DPO

This algorithm is used for direct preference optimization (DPO) on UltraFeedback. This README provides instructions for setting up and running the experiment.

Data Preparation

To begin, you’ll need to obtain the following datasets:

  1. UltraFeedback Binarized Dataset

We provide a convenient script to obtain the UltraFeedback dataset in a specific format. To use it, run:

python get_ultrafeedback.py

Direct Preference Optimization (DPO)

Equipped with an instruction-following model (eg. a model trained on UltraChat using the SFT algorithm), you can proceed with Direct Preference Optimization using the UltraFeedback dataset.
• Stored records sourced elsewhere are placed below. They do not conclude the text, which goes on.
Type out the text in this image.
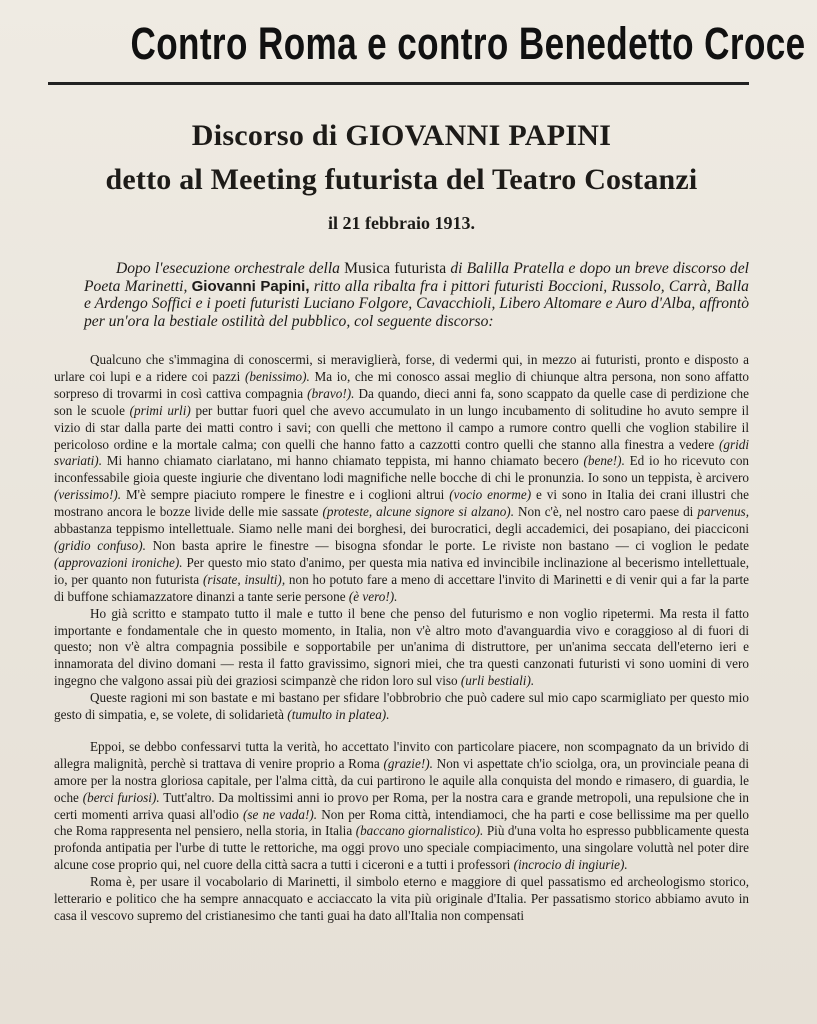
Contro Roma e contro Benedetto Croce
Discorso di GIOVANNI PAPINI
detto al Meeting futurista del Teatro Costanzi
il 21 febbraio 1913.

Dopo l'esecuzione orchestrale della Musica futurista di Balilla Pratella e dopo un breve discorso del Poeta Marinetti, Giovanni Papini, ritto alla ribalta fra i pittori futuristi Boccioni, Russolo, Carrà, Balla e Ardengo Soffici e i poeti futuristi Luciano Folgore, Cavacchioli, Libero Altomare e Auro d'Alba, affrontò per un'ora la bestiale ostilità del pubblico, col seguente discorso:

Qualcuno che s'immagina di conoscermi, si meraviglierà, forse, di vedermi qui, in mezzo ai futuristi, pronto e disposto a urlare coi lupi e a ridere coi pazzi (benissimo). Ma io, che mi conosco assai meglio di chiunque altra persona, non sono affatto sorpreso di trovarmi in così cattiva compagnia (bravo!). Da quando, dieci anni fa, sono scappato da quelle case di perdizione che son le scuole (primi urli) per buttar fuori quel che avevo accumulato in un lungo incubamento di solitudine ho avuto sempre il vizio di star dalla parte dei matti contro i savi; con quelli che mettono il campo a rumore contro quelli che voglion stabilire il pericoloso ordine e la mortale calma; con quelli che hanno fatto a cazzotti contro quelli che stanno alla finestra a vedere (gridi svariati). Mi hanno chiamato ciarlatano, mi hanno chiamato teppista, mi hanno chiamato becero (bene!). Ed io ho ricevuto con inconfessabile gioia queste ingiurie che diventano lodi magnifiche nelle bocche di chi le pronunzia. Io sono un teppista, è arcivero (verissimo!). M'è sempre piaciuto rompere le finestre e i coglioni altrui (vocio enorme) e vi sono in Italia dei crani illustri che mostrano ancora le bozze livide delle mie sassate (proteste, alcune signore si alzano). Non c'è, nel nostro caro paese di parvenus, abbastanza teppismo intellettuale. Siamo nelle mani dei borghesi, dei burocratici, degli accademici, dei posapiano, dei piacciconi (gridio confuso). Non basta aprire le finestre — bisogna sfondar le porte. Le riviste non bastano — ci voglion le pedate (approvazioni ironiche). Per questo mio stato d'animo, per questa mia nativa ed invincibile inclinazione al becerismo intellettuale, io, per quanto non futurista (risate, insulti), non ho potuto fare a meno di accettare l'invito di Marinetti e di venir qui a far la parte di buffone schiamazzatore dinanzi a tante serie persone (è vero!).

Ho già scritto e stampato tutto il male e tutto il bene che penso del futurismo e non voglio ripetermi. Ma resta il fatto importante e fondamentale che in questo momento, in Italia, non v'è altro moto d'avanguardia vivo e coraggioso al di fuori di questo; non v'è altra compagnia possibile e sopportabile per un'anima di distruttore, per un'anima seccata dell'eterno ieri e innamorata del divino domani — resta il fatto gravissimo, signori miei, che tra questi canzonati futuristi vi sono uomini di vero ingegno che valgono assai più dei graziosi scimpanzè che ridon loro sul viso (urli bestiali).

Queste ragioni mi son bastate e mi bastano per sfidare l'obbrobrio che può cadere sul mio capo scarmigliato per questo mio gesto di simpatia, e, se volete, di solidarietà (tumulto in platea).

Eppoi, se debbo confessarvi tutta la verità, ho accettato l'invito con particolare piacere, non scompagnato da un brivido di allegra malignità, perchè si trattava di venire proprio a Roma (grazie!). Non vi aspettate ch'io sciolga, ora, un provinciale peana di amore per la nostra gloriosa capitale, per l'alma città, da cui partirono le aquile alla conquista del mondo e rimasero, di guardia, le oche (berci furiosi). Tutt'altro. Da moltissimi anni io provo per Roma, per la nostra cara e grande metropoli, una repulsione che in certi momenti arriva quasi all'odio (se ne vada!). Non per Roma città, intendiamoci, che ha parti e cose bellissime ma per quello che Roma rappresenta nel pensiero, nella storia, in Italia (baccano giornalistico). Più d'una volta ho espresso pubblicamente questa profonda antipatia per l'urbe di tutte le rettoriche, ma oggi provo uno speciale compiacimento, una singolare voluttà nel poter dire alcune cose proprio qui, nel cuore della città sacra a tutti i ciceroni e a tutti i professori (incrocio di ingiurie).

Roma è, per usare il vocabolario di Marinetti, il simbolo eterno e maggiore di quel passatismo ed archeologismo storico, letterario e politico che ha sempre annacquato e acciaccato la vita più originale d'Italia. Per passatismo storico abbiamo avuto in casa il vescovo supremo del cristianesimo che tanti guai ha dato all'Italia non compensati
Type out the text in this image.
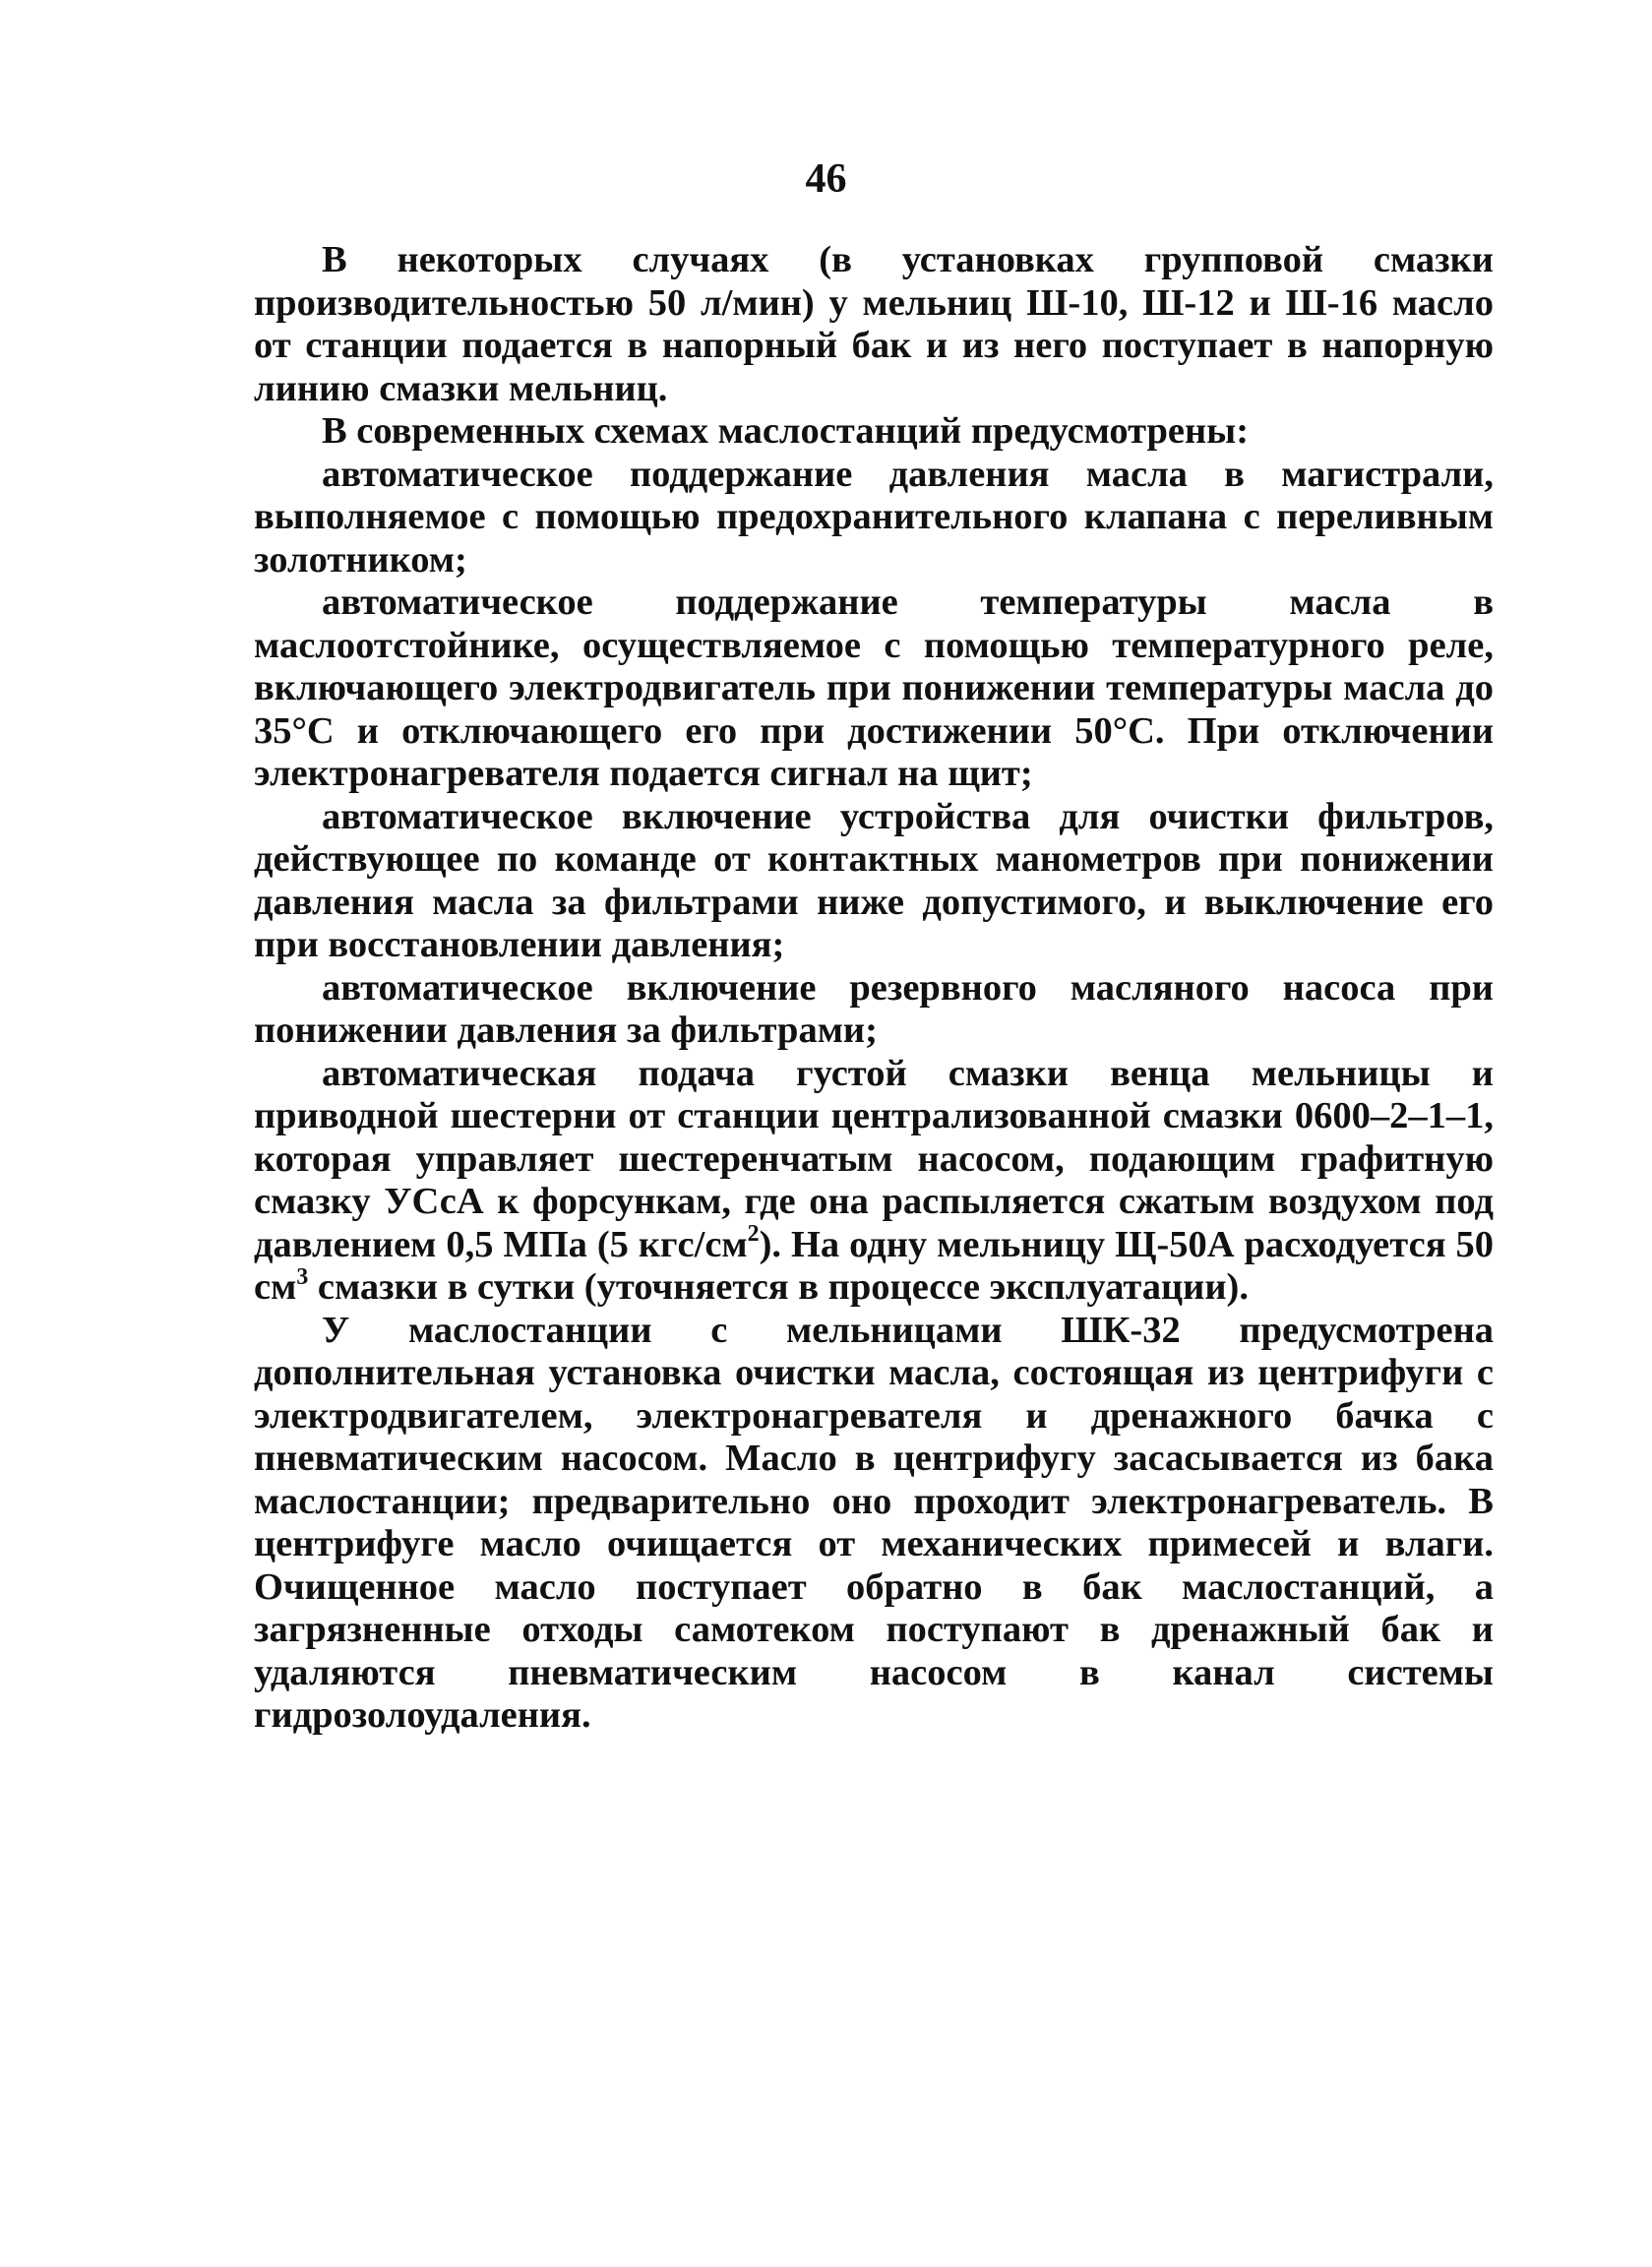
46

В некоторых случаях (в установках групповой смазки производительностью 50 л/мин) у мельниц Ш-10, Ш-12 и Ш-16 масло от станции подается в напорный бак и из него поступает в напорную линию смазки мельниц.

В современных схемах маслостанций предусмотрены:

автоматическое поддержание давления масла в магистрали, выполняемое с помощью предохранительного клапана с переливным золотником;

автоматическое поддержание температуры масла в маслоотстойнике, осуществляемое с помощью температурного реле, включающего электродвигатель при понижении температуры масла до 35°С и отключающего его при достижении 50°С. При отключении электронагревателя подается сигнал на щит;

автоматическое включение устройства для очистки фильтров, действующее по команде от контактных манометров при понижении давления масла за фильтрами ниже допустимого, и выключение его при восстановлении давления;

автоматическое включение резервного масляного насоса при понижении давления за фильтрами;

автоматическая подача густой смазки венца мельницы и приводной шестерни от станции централизованной смазки 0600–2–1–1, которая управляет шестеренчатым насосом, подающим графитную смазку УСсА к форсункам, где она распыляется сжатым воздухом под давлением 0,5 МПа (5 кгс/$см^2$). На одну мельницу Щ-50А расходуется 50 $см^3$ смазки в сутки (уточняется в процессе эксплуатации).

У маслостанции с мельницами ШК-32 предусмотрена дополнительная установка очистки масла, состоящая из центрифуги с электродвигателем, электронагревателя и дренажного бачка с пневматическим насосом. Масло в центрифугу засасывается из бака маслостанции; предварительно оно проходит электронагреватель. В центрифуге масло очищается от механических примесей и влаги. Очищенное масло поступает обратно в бак маслостанций, а загрязненные отходы самотеком поступают в дренажный бак и удаляются пневматическим насосом в канал системы гидрозолоудаления.
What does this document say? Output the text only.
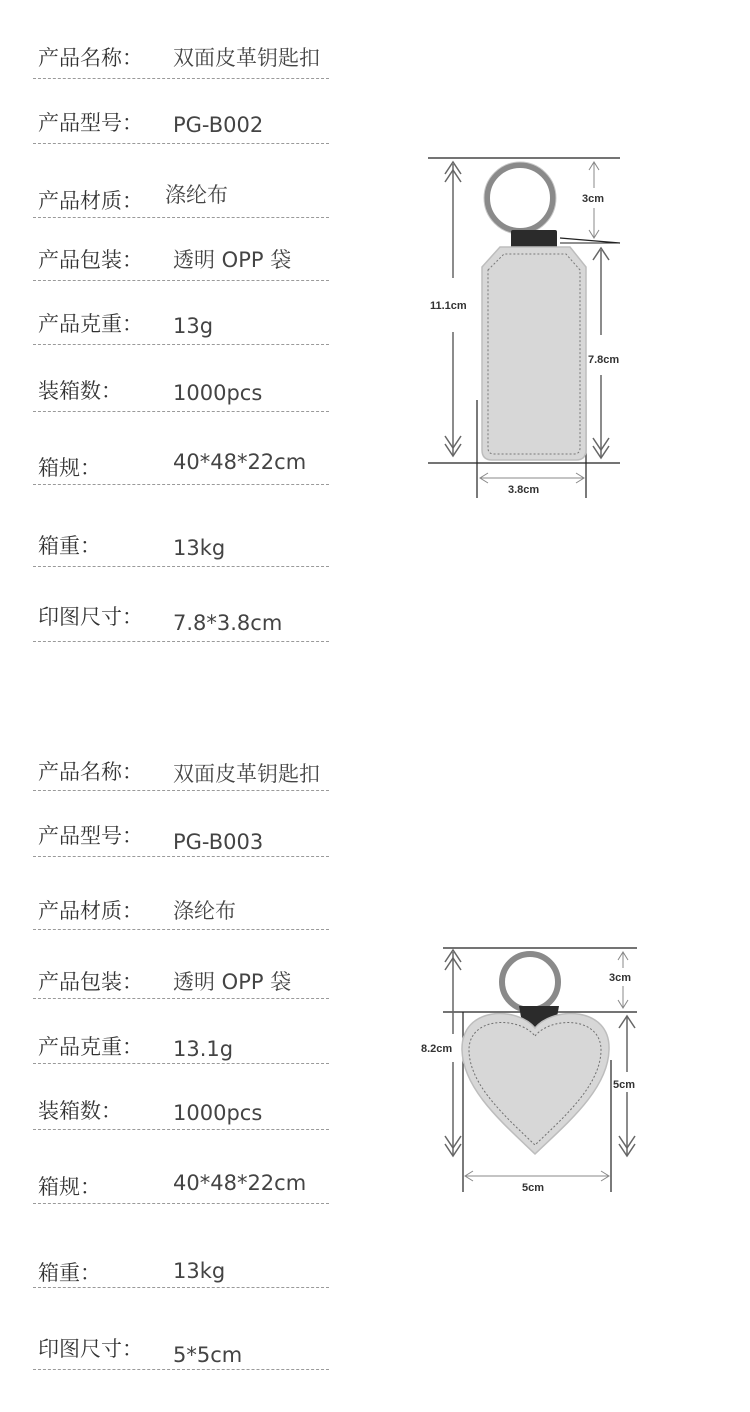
产品名称： 双面皮革钥匙扣
产品型号： PG-B002
产品材质： 涤纶布
产品包装： 透明 OPP 袋
产品克重： 13g
装箱数： 1000pcs
箱规：	40*48*22cm
箱重：	13kg
印图尺寸： 7.8*3.8cm
11.1cm
3cm
7.8cm
3.8cm
产品名称： 双面皮革钥匙扣
产品型号： PG-B003
产品材质： 涤纶布
产品包装： 透明 OPP 袋
产品克重： 13.1g
装箱数： 1000pcs
箱规：	40*48*22cm
箱重：	13kg
印图尺寸： 5*5cm
8.2cm
3cm
5cm
5cm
To run DPO, use the following script:

export DATA_PATH=data/ultrafeedback.json
export CONV_TEMPLATE=llama-3-instruct
export MODEL_PATH=saved_models/llama-3-8b_ultrachat
export GA=16
export OUTPUT_DIR=saved_models/llama-3-8b_ultrachat-ultrafeedback
bash scripts/train_dpo.sh

References

@misc{cui2023ultrafeedback,
      title={UltraFeedback: Boosting Language Models with High-quality Feedback}, 
      author={Ganqu Cui and Lifan Yuan and Ning Ding and Guanming Yao and Wei Zhu and Yuan Ni and Guotong Xie and Zhiyuan Liu and Maosong Sun},
      year={2023},
      eprint={2310.01377},
      archivePrefix={arXiv},
      primaryClass={cs.CL}
}

@article{rafailov2024direct,
  title={Direct preference optimization: Your language model is secretly a reward model},
  author={Rafailov, Rafael and Sharma, Archit and Mitchell, Eric and Manning, Christopher D and Ermon, Stefano and Finn, Chelsea},
  journal={Advances in Neural Information Processing Systems},
  volume={36},
  year={2024}
}